Commentary

DOGE's AI-powered audit of government spending: hosts break down what the team is actually doing

Feb 3, 2025

Key Points

  • DOGE is building AI infrastructure to automatically parse federal spending documents at scale, extracting data from PDFs and unstructured files that journalists have historically analyzed only through manual investigation.
  • University of California San Francisco retains roughly $300 million annually in administrative overhead from $815 million in research funding, illustrating why systematic visibility into government spending patterns matters.
  • Luke Ferriter, positioned by prior work with Nat Friedman, is tasked with solving the non-trivial technical problem of piping millions of government documents through LLMs for format conversion and parsing.

Summary

The hosts discuss what DOGE (Department of Government Efficiency) is actually doing with AI to audit federal spending, focusing on Luke Ferriter's role and the technical problem the team is solving.

The core mission: AI to parse government documents at scale. Ferriter, working under Elon Musk, is leading an effort to use large language models to extract and analyze data from government PDFs, forms, JSON files, Excel sheets, and other unstructured documents that have historically been accessible only through FOIA requests but never systematically analyzed. The hosts note that when journalists or lawmakers have dug into government spending before, they've found anomalies only by accident—the New York Times or Wall Street Journal occasionally "hack through" a few documents and surface a headline. What DOGE is building is the infrastructure to do that at scale, across every line item in federal spending, not through manual investigation but through automated parsing.

A concrete example of waste. Josh Steinman surfaced data showing the University of California San Francisco received $815 million in research funding, with the school retaining approximately 40 percent—roughly $300 million annually—for administrative costs. The hosts use this to illustrate both the scale of the problem and why it matters: $300 million in overhead for a single institution is striking when compared to a commercial company's cost structure. The broader point is not that 40 percent is definitively wrong, but that without systematic visibility into spending patterns, lawmakers and the public cannot evaluate whether it's justified or how it compares to historical benchmarks (e.g., administrative overhead during the Apollo program or Cold War missile development).

Why this requires a founder-type hacker. The hosts argue the technical work is non-obvious. Ferriter recently shared a post about LLMs built specifically for format conversion and document parsing, suggesting he's already thinking about the infrastructure needed. One host describes manually using Google OCR and Adobe tools to extract text from a scanned New Yorker article, then feeding the corrupted output to multiple LLMs before ChatGPT o1 Pro could produce clean, flawless text—a process that took an hour for a single document. Doing that "millions and millions of times" across government records requires both the right AI models and someone who understands how to pipe data through them at scale. The hosts characterize this as a task for "a generational mind" and note that Ferriter's earlier work with Nat Friedman (at Anthropic, implied context) has positioned him well for the job.

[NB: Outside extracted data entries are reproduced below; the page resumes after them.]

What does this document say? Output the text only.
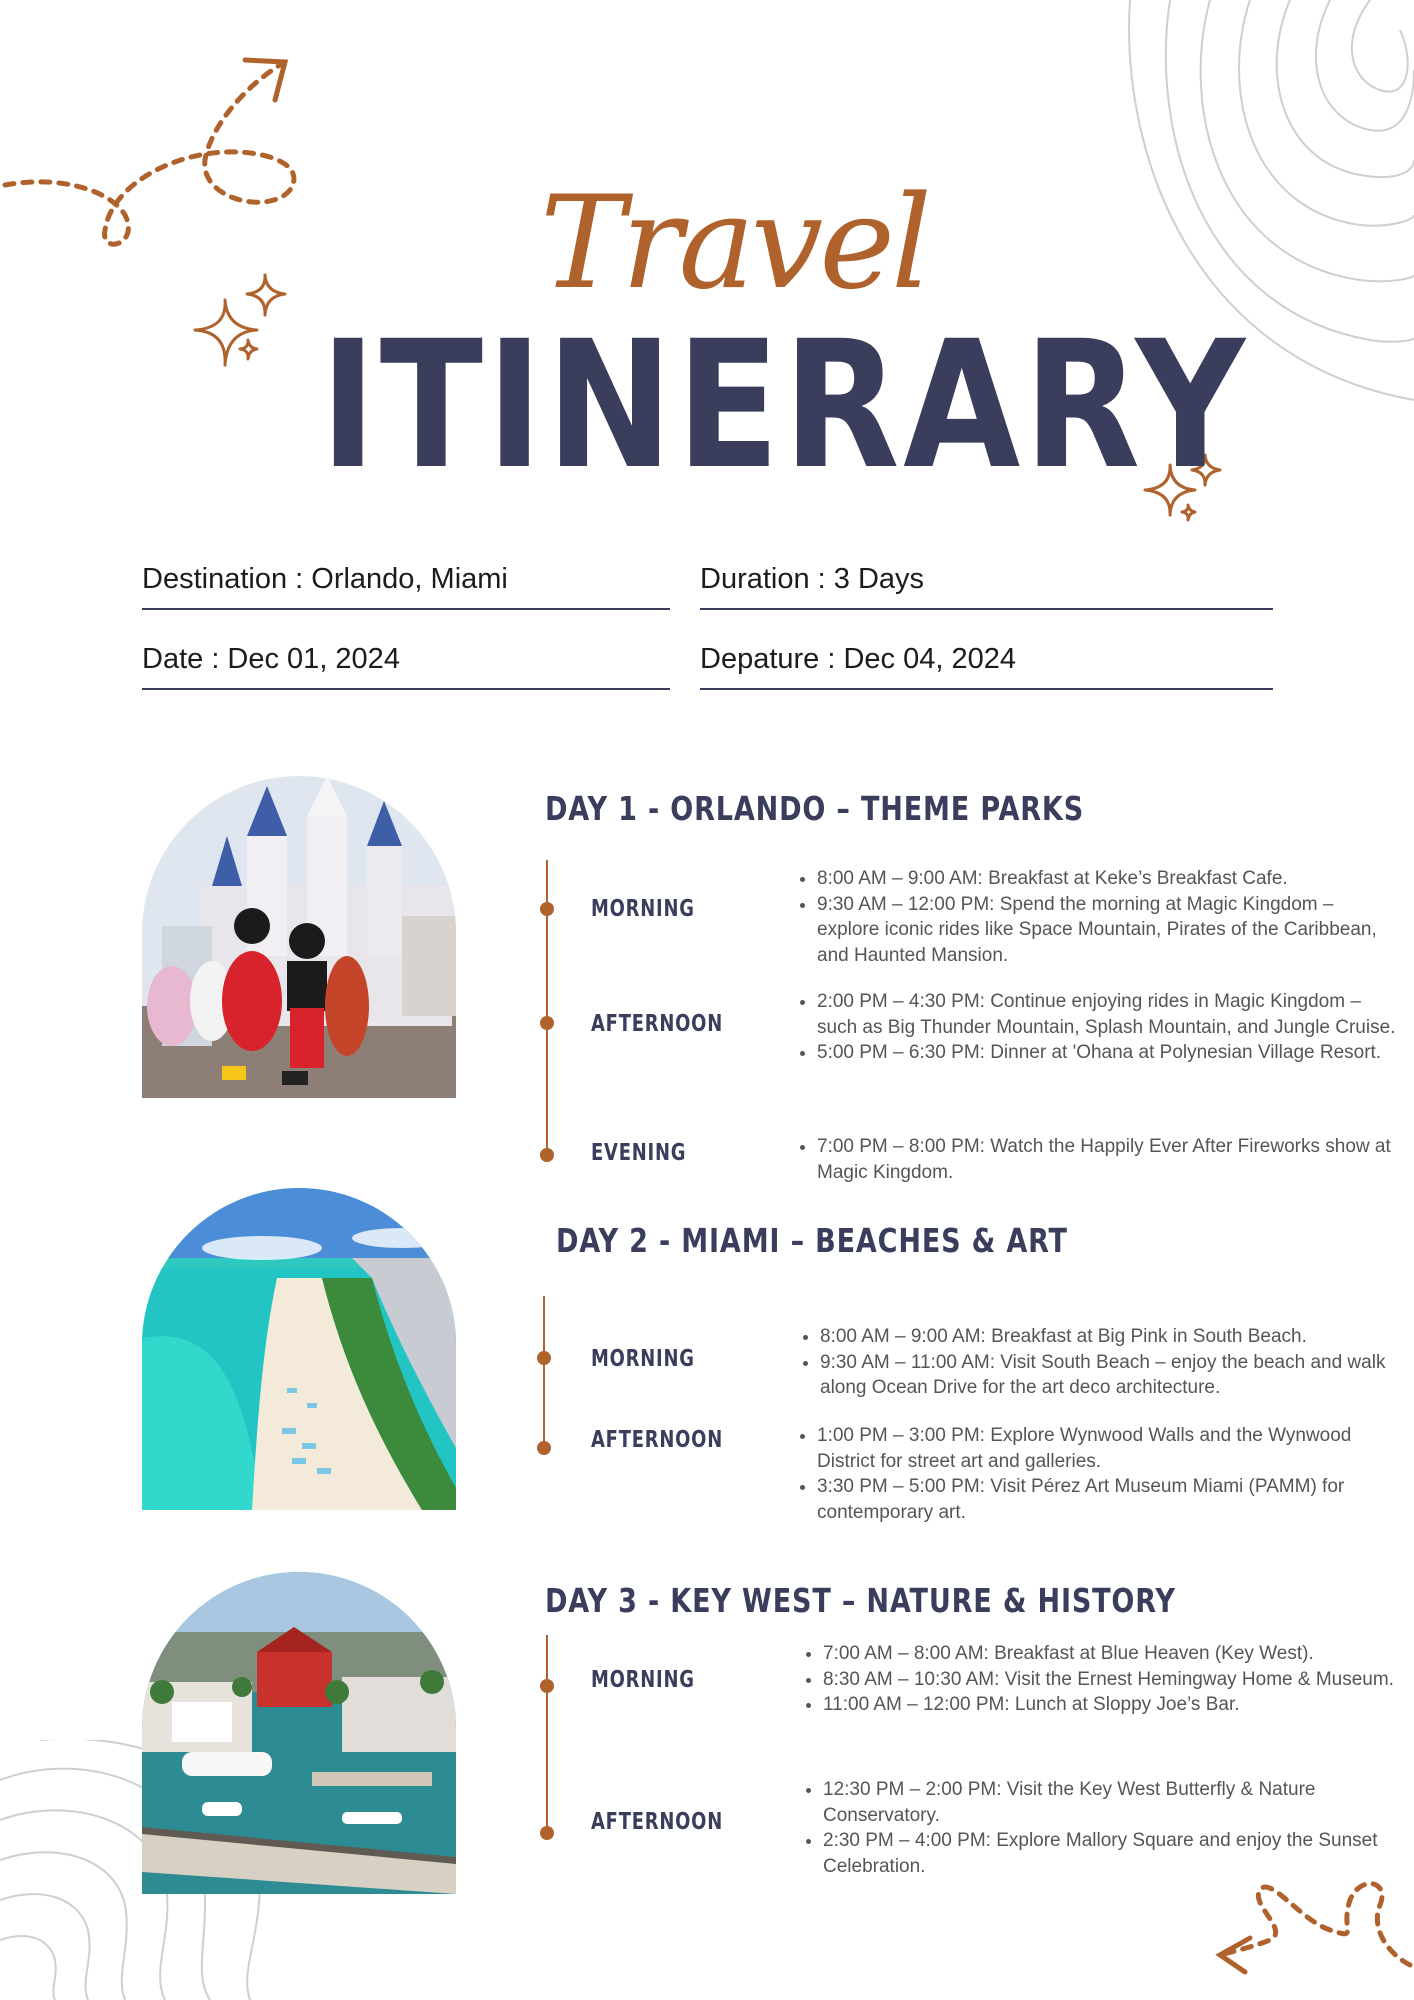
Travel
ITINERARY
Destination : Orlando, Miami	Duration : 3 Days
Date : Dec 01, 2024	Depature : Dec 04, 2024
DAY 1 - ORLANDO – THEME PARKS
MORNING
AFTERNOON
EVENING
• 8:00 AM – 9:00 AM: Breakfast at Keke’s Breakfast Cafe.
• 9:30 AM – 12:00 PM: Spend the morning at Magic Kingdom – explore iconic rides like Space Mountain, Pirates of the Caribbean, and Haunted Mansion.
• 2:00 PM – 4:30 PM: Continue enjoying rides in Magic Kingdom – such as Big Thunder Mountain, Splash Mountain, and Jungle Cruise.
• 5:00 PM – 6:30 PM: Dinner at 'Ohana at Polynesian Village Resort.
• 7:00 PM – 8:00 PM: Watch the Happily Ever After Fireworks show at Magic Kingdom.
DAY 2 - MIAMI – BEACHES & ART
MORNING
AFTERNOON
• 8:00 AM – 9:00 AM: Breakfast at Big Pink in South Beach.
• 9:30 AM – 11:00 AM: Visit South Beach – enjoy the beach and walk along Ocean Drive for the art deco architecture.
• 1:00 PM – 3:00 PM: Explore Wynwood Walls and the Wynwood District for street art and galleries.
• 3:30 PM – 5:00 PM: Visit Pérez Art Museum Miami (PAMM) for contemporary art.
DAY 3 - KEY WEST – NATURE & HISTORY
MORNING
AFTERNOON
• 7:00 AM – 8:00 AM: Breakfast at Blue Heaven (Key West).
• 8:30 AM – 10:30 AM: Visit the Ernest Hemingway Home & Museum.
• 11:00 AM – 12:00 PM: Lunch at Sloppy Joe’s Bar.
• 12:30 PM – 2:00 PM: Visit the Key West Butterfly & Nature Conservatory.
• 2:30 PM – 4:00 PM: Explore Mallory Square and enjoy the Sunset Celebration.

Why Ferriter is suited to this role. The hosts frame Ferriter as someone with founder instincts who has wisely avoided rushing into his own startup. Instead, he worked for Nat Friedman and has now taken on the DOGE role—a path that, in hindsight, will likely appear inevitable when he eventually launches his own company. The hosts also note he's received death threats since his work became public, a grim reminder of the political intensity around DOGE, and publicly commit to defending him.

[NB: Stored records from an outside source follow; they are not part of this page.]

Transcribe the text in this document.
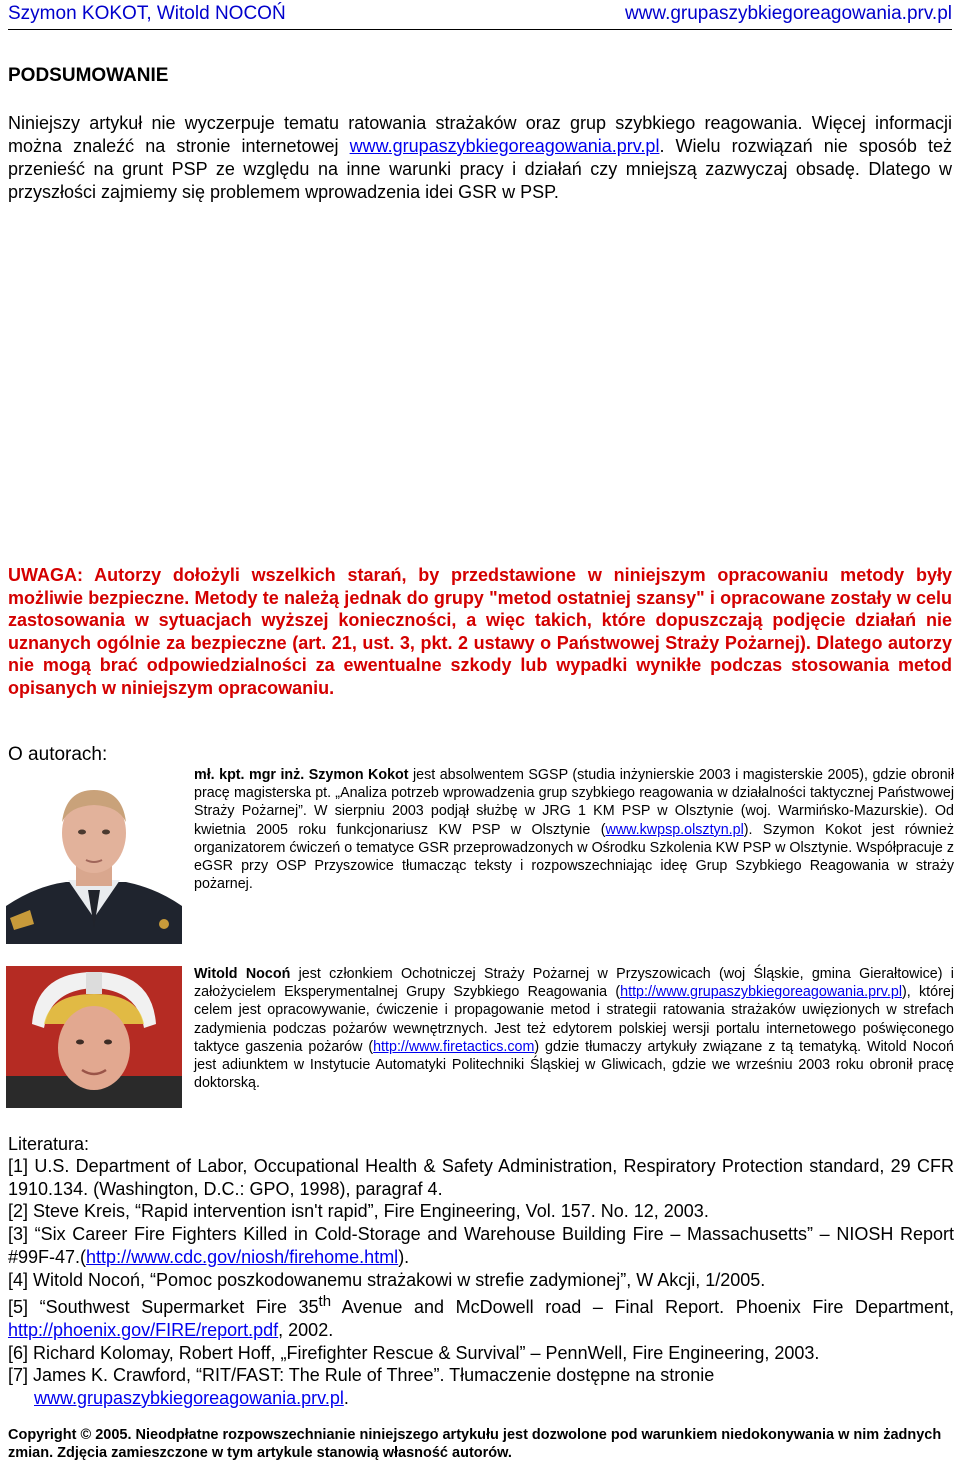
Szymon KOKOT, Witold NOCOŃ	www.grupaszybkiegoreagowania.prv.pl
PODSUMOWANIE

Niniejszy artykuł nie wyczerpuje tematu ratowania strażaków oraz grup szybkiego reagowania. Więcej informacji można znaleźć na stronie internetowej www.grupaszybkiegoreagowania.prv.pl. Wielu rozwiązań nie sposób też przenieść na grunt PSP ze względu na inne warunki pracy i działań czy mniejszą zazwyczaj obsadę. Dlatego w przyszłości zajmiemy się problemem wprowadzenia idei GSR w PSP.

UWAGA: Autorzy dołożyli wszelkich starań, by przedstawione w niniejszym opracowaniu metody były możliwie bezpieczne. Metody te należą jednak do grupy "metod ostatniej szansy" i opracowane zostały w celu zastosowania w sytuacjach wyższej konieczności, a więc takich, które dopuszczają podjęcie działań nie uznanych ogólnie za bezpieczne (art. 21, ust. 3, pkt. 2 ustawy o Państwowej Straży Pożarnej). Dlatego autorzy nie mogą brać odpowiedzialności za ewentualne szkody lub wypadki wynikłe podczas stosowania metod opisanych w niniejszym opracowaniu.

O autorach:

mł. kpt. mgr inż. Szymon Kokot jest absolwentem SGSP (studia inżynierskie 2003 i magisterskie 2005), gdzie obronił pracę magisterska pt. „Analiza potrzeb wprowadzenia grup szybkiego reagowania w działalności taktycznej Państwowej Straży Pożarnej”. W sierpniu 2003 podjął służbę w JRG 1 KM PSP w Olsztynie (woj. Warmińsko-Mazurskie). Od kwietnia 2005 roku funkcjonariusz KW PSP w Olsztynie (www.kwpsp.olsztyn.pl). Szymon Kokot jest również organizatorem ćwiczeń o tematyce GSR przeprowadzonych w Ośrodku Szkolenia KW PSP w Olsztynie. Współpracuje z eGSR przy OSP Przyszowice tłumacząc teksty i rozpowszechniając ideę Grup Szybkiego Reagowania w straży pożarnej.

Witold Nocoń jest członkiem Ochotniczej Straży Pożarnej w Przyszowicach (woj Śląskie, gmina Gierałtowice) i założycielem Eksperymentalnej Grupy Szybkiego Reagowania (http://www.grupaszybkiegoreagowania.prv.pl), której celem jest opracowywanie, ćwiczenie i propagowanie metod i strategii ratowania strażaków uwięzionych w strefach zadymienia podczas pożarów wewnętrznych. Jest też edytorem polskiej wersji portalu internetowego poświęconego taktyce gaszenia pożarów (http://www.firetactics.com) gdzie tłumaczy artykuły związane z tą tematyką. Witold Nocoń jest adiunktem w Instytucie Automatyki Politechniki Śląskiej w Gliwicach, gdzie we wrześniu 2003 roku obronił pracę doktorską.

Literatura:
[1] U.S. Department of Labor, Occupational Health & Safety Administration, Respiratory Protection standard, 29 CFR 1910.134. (Washington, D.C.: GPO, 1998), paragraf 4.
[2] Steve Kreis, “Rapid intervention isn't rapid”, Fire Engineering, Vol. 157. No. 12, 2003.
[3] “Six Career Fire Fighters Killed in Cold-Storage and Warehouse Building Fire – Massachusetts” – NIOSH Report #99F-47.(http://www.cdc.gov/niosh/firehome.html).
[4] Witold Nocoń, “Pomoc poszkodowanemu strażakowi w strefie zadymionej”, W Akcji, 1/2005.
[5] “Southwest Supermarket Fire 35th Avenue and McDowell road – Final Report. Phoenix Fire Department, http://phoenix.gov/FIRE/report.pdf, 2002.
[6] Richard Kolomay, Robert Hoff, „Firefighter Rescue & Survival” – PennWell, Fire Engineering, 2003.
[7] James K. Crawford, “RIT/FAST: The Rule of Three”. Tłumaczenie dostępne na stronie
www.grupaszybkiegoreagowania.prv.pl.

Copyright © 2005. Nieodpłatne rozpowszechnianie niniejszego artykułu jest dozwolone pod warunkiem niedokonywania w nim żadnych zmian. Zdjęcia zamieszczone w tym artykule stanowią własność autorów.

Operational support from founders. Matteo Franceschetti, co-founder of Eight Sleep, sent sleep pods to DOGE staff to support the team working long hours. The hosts cite this as an example of founders recognizing an opportunity to help and acting immediately.

The segment does not provide quantitative goals for DOGE's audit work, timelines, or estimates of potential savings identified. The focus is on explaining the technical problem—making government spending data legible and analyzable for the first time—and why Ferriter's skill set makes him the right person for it.